MESSAGE DU PAPE FRANÇOIS AUX ARMÉNIENS ET HOMELIE


Chers frères et sœurs Arméniens,

Un siècle s’est écoulé depuis l’horrible massacre qui fut un véritable martyre de votre peuple, dans lequel beaucoup d’innocents sont morts en confesseurs et martyrs pour le nom du Christ (cf. Jean-Paul II et Karekin II, Déclaration commune, Etchmiadzin, 27 septembre 2001). Il n’y a pas de famille arménienne, encore aujourd’hui, qui n’a pas perdu un être cher dans ces évènements : ce fut vraiment le « Metz Yeghern », le « Grand Mal », comme vous avez appelé cette tragédie. En cette occasion, j’éprouve un sentiment de grande proximité envers votre peuple et je désire m’unir spirituellement aux prières qui s’élèvent de vos cœurs, de vos familles, de vos communautés.
Une occasion favorable nous est donnée de prier ensemble dans cette célébration d’aujourd’hui, au cours de laquelle nous proclamons saint Grégoire de Narek, Docteur de l’Église. J’exprime ma vive gratitude, pour leur présence, à Sa Sainteté Karekin II, Patriarche Suprême et Catholicos de tous les Arméniens, à Sa Sainteté Aram Ier, Catholicos de la Grande Maison de Cilicie, et à Sa Béatitude Nerses Bedros XIX, Patriarche de Cilicie des Arméniens Catholiques.
Saint Grégoire de Narek, moine du Xème siècle, a su exprimer plus que tout autre la sensibilité de votre peuple. Donnant une voix au cri, qui devient prière, d’une humanité souffrante et pécheresse, opprimée par l’angoisse de sa propre impuissance mais illuminée par la splendeur de l’amour de Dieu et ouverte à l’espérance de son intervention salvifique, capable de transformer toute chose. « Dans l’attente certaine de sa puissance, je crois avec une indubitable espérance, me confiant dans la main du Tout Puissant… que je le verrai, Lui en personne, grâce à sa miséricorde et à sa pitié, et que j’hériterai du Ciel » (Saint Grégoire de Narek, Livre des Lamentations, XII).
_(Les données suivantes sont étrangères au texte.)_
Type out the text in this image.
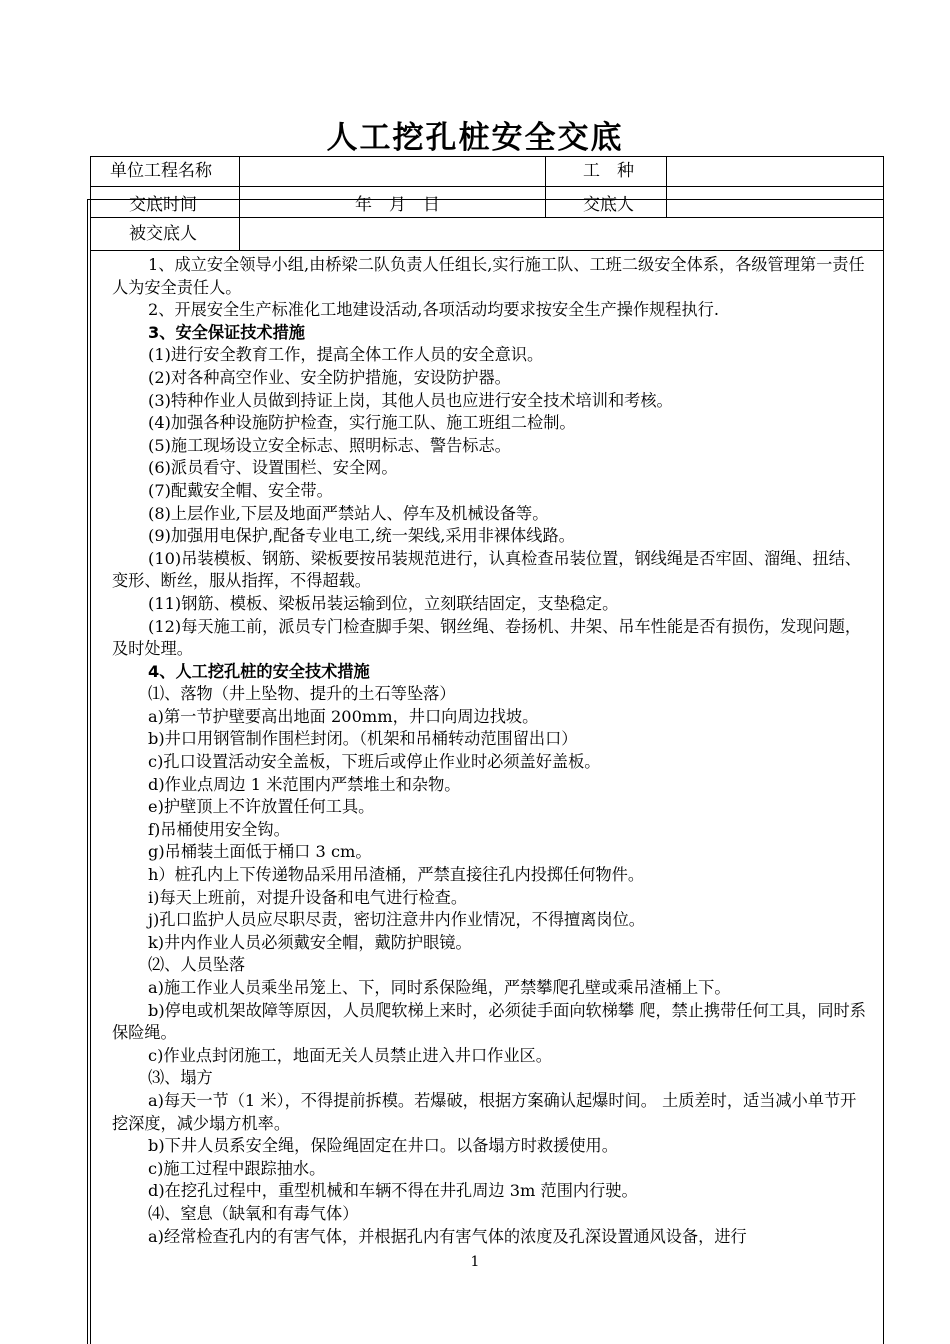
人工挖孔桩安全交底
单位工程名称	工　种
交底时间	年　月　日	交底人
被交底人

1、成立安全领导小组,由桥梁二队负责人任组长,实行施工队、工班二级安全体系，各级管理第一责任人为安全责任人。

2、开展安全生产标准化工地建设活动,各项活动均要求按安全生产操作规程执行.

3、安全保证技术措施

(1)进行安全教育工作，提高全体工作人员的安全意识。

(2)对各种高空作业、安全防护措施，安设防护器。

(3)特种作业人员做到持证上岗，其他人员也应进行安全技术培训和考核。

(4)加强各种设施防护检查，实行施工队、施工班组二检制。

(5)施工现场设立安全标志、照明标志、警告标志。

(6)派员看守、设置围栏、安全网。

(7)配戴安全帽、安全带。

(8)上层作业,下层及地面严禁站人、停车及机械设备等。

(9)加强用电保护,配备专业电工,统一架线,采用非裸体线路。

(10)吊装模板、钢筋、梁板要按吊装规范进行，认真检查吊装位置，钢线绳是否牢固、溜绳、扭结、变形、断丝，服从指挥，不得超载。

(11)钢筋、模板、梁板吊装运输到位，立刻联结固定，支垫稳定。

(12)每天施工前，派员专门检查脚手架、钢丝绳、卷扬机、井架、吊车性能是否有损伤，发现问题，及时处理。

4、人工挖孔桩的安全技术措施

⑴、落物（井上坠物、提升的土石等坠落）

a)第一节护壁要高出地面 200mm，井口向周边找坡。

b)井口用钢管制作围栏封闭。（机架和吊桶转动范围留出口）

c)孔口设置活动安全盖板，下班后或停止作业时必须盖好盖板。

d)作业点周边 1 米范围内严禁堆土和杂物。

e)护壁顶上不许放置任何工具。

f)吊桶使用安全钩。

g)吊桶装土面低于桶口 3 cm。

h）桩孔内上下传递物品采用吊渣桶，严禁直接往孔内投掷任何物件。

i)每天上班前，对提升设备和电气进行检查。

j)孔口监护人员应尽职尽责，密切注意井内作业情况，不得擅离岗位。

k)井内作业人员必须戴安全帽，戴防护眼镜。

⑵、人员坠落

a)施工作业人员乘坐吊笼上、下，同时系保险绳，严禁攀爬孔壁或乘吊渣桶上下。

b)停电或机架故障等原因，人员爬软梯上来时，必须徒手面向软梯攀 爬，禁止携带任何工具，同时系保险绳。

c)作业点封闭施工，地面无关人员禁止进入井口作业区。

⑶、塌方

a)每天一节（1 米），不得提前拆模。若爆破，根据方案确认起爆时间。 土质差时，适当减小单节开挖深度，减少塌方机率。

b)下井人员系安全绳，保险绳固定在井口。以备塌方时救援使用。

c)施工过程中跟踪抽水。

d)在挖孔过程中，重型机械和车辆不得在井孔周边 3m 范围内行驶。

⑷、窒息（缺氧和有毒气体）

a)经常检查孔内的有害气体，并根据孔内有害气体的浓度及孔深设置通风设备，进行

1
Votre vocation chrétienne est très ancienne et remonte en 301, année où saint Grégoire l’Illuminateur a conduit l’Arménie à la conversion et au Baptême, la première parmi les nations qui, au cours des siècles, ont embrassé l’Évangile du Christ. Cet événement spirituel a marqué de manière indélébile le peuple arménien, sa culture et son histoire dans lesquelles le martyre occupe une place prééminente, comme l’atteste de manière emblématique le témoignage sacrificiel de saint Vardan et de ses compagnons du Vème siècle.
Votre peuple, illuminé de la lumière du Christ et avec sa grâce, a surmonté beaucoup d’épreuves et de souffrances, animé par l’espérance qui vient de la Croix (cf. Rm 8, 31-39). Comme vous l’avait dit saint Jean-Paul II : « Votre histoire faite de souffrance et de martyre est une perle précieuse dont l’Église universelle est fière. La foi au Christ, rédempteur de l’homme, vous a infusé un courage admirable sur le chemin, souvent semblable à celui de la croix, sur lequel vous avez avancé avec détermination, dans le but de conserver votre identité de peuple et de croyants» (Homélie, 21 novembre 1987).
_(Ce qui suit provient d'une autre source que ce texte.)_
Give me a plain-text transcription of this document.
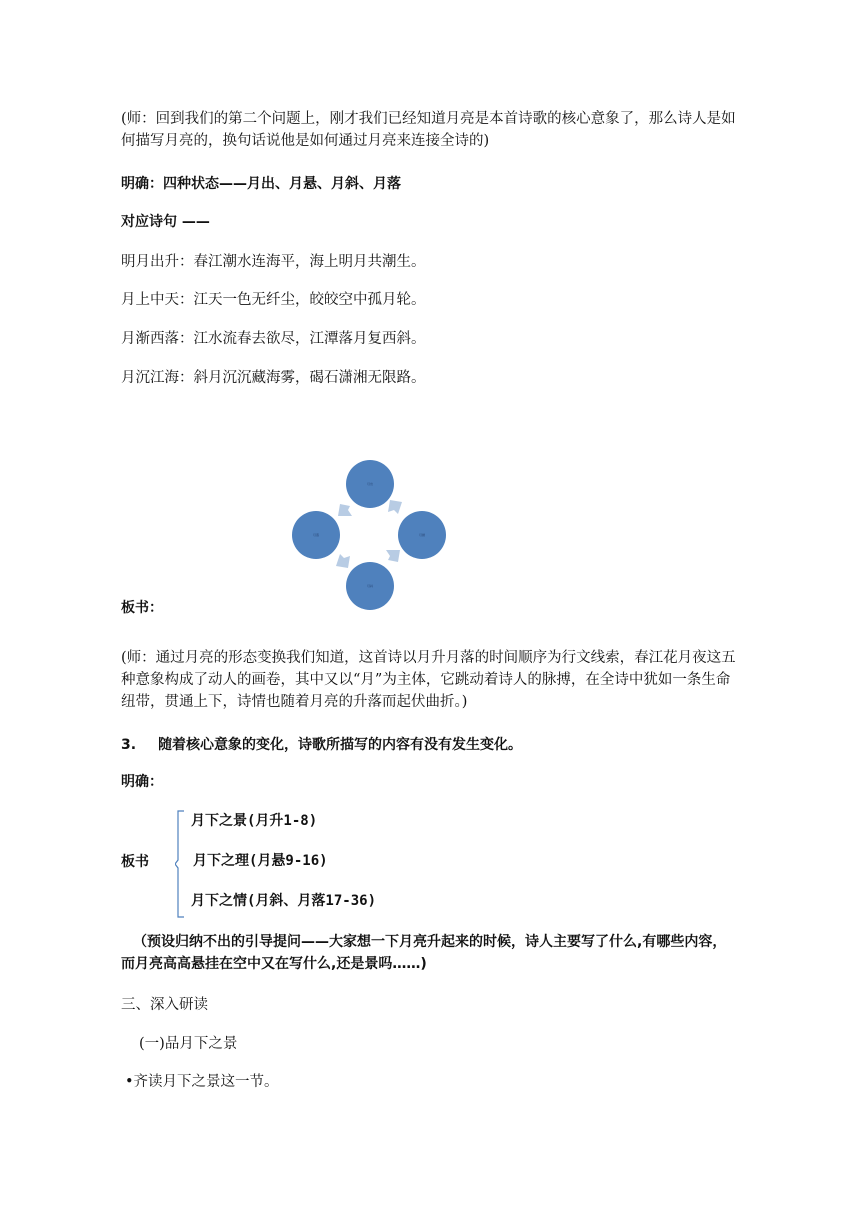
(师：回到我们的第二个问题上，刚才我们已经知道月亮是本首诗歌的核心意象了，那么诗人是如
何描写月亮的，换句话说他是如何通过月亮来连接全诗的)
明确：四种状态——月出、月悬、月斜、月落
对应诗句 ——
明月出升：春江潮水连海平，海上明月共潮生。
月上中天：江天一色无纤尘，皎皎空中孤月轮。
月渐西落：江水流春去欲尽，江潭落月复西斜。
月沉江海：斜月沉沉藏海雾，碣石潇湘无限路。
月出
月悬
月斜
月落
板书：
(师：通过月亮的形态变换我们知道，这首诗以月升月落的时间顺序为行文线索，春江花月夜这五
种意象构成了动人的画卷，其中又以“月”为主体，它跳动着诗人的脉搏，在全诗中犹如一条生命
纽带，贯通上下，诗情也随着月亮的升落而起伏曲折。)
3. 随着核心意象的变化，诗歌所描写的内容有没有发生变化。
明确：
板书
月下之景(月升1-8)
月下之理(月悬9-16)
月下之情(月斜、月落17-36)
（预设归纳不出的引导提问——大家想一下月亮升起来的时候，诗人主要写了什么,有哪些内容，
而月亮高高悬挂在空中又在写什么,还是景吗……)
三、深入研读
(一)品月下之景
•齐读月下之景这一节。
Cette foi a accompagné et soutenu votre peuple également dans le tragique événement d’il y a cent ans « que l’on considère généralement comme le premier génocide du XXème siècle» (Jean-Paul II et Karekin II, Déclaration commune, Etchmiadzin, 27 septembre 2001). Le Pape Benoît XV qui condamna comme « inutile massacre » la Première Guerre Mondiale (AAS, IX [1917],429), s’efforça jusqu’au bout de l’empêcher, reprenant les efforts de médiation déjà accomplis par le Pape Léon XIII face aux « funestes événements » des années 1894-96. Il écrivit pour cela au sultan Mahomet V, implorant que tant d’innocents soient épargnés (cf. Lettre du 10 septembre 1915), et ce fut encore lui qui, lors du Consistoire secret du 6 décembre 1915, affirma dans un vibrant désarroi : « Miserrima Armenorum gens ad interitum prope ducitur » (AAS, VII [1915], 510).

Faire mémoire de tout ce qui est arrivé est un devoir, non seulement pour le peuple arménien et pour l’Église universelle, mais aussi pour toute la famille humaine, afin que l’avertissement qui vient de cette tragédie nous évite de retomber dans des horreurs semblables qui offensent Dieu et la dignité humaine. Aujourd’hui également, en effet, les conflits dégénèrent parfois en violences injustifiables, attisées par l’instrumentalisation des diversités ethniques et religieuses. Tous ceux qui sont placés à la tête des Nations et des Organisations internationales sont appelés à s’opposer à de tels crimes avec une ferme responsabilité, sans céder aux ambiguïtés ni aux compromis.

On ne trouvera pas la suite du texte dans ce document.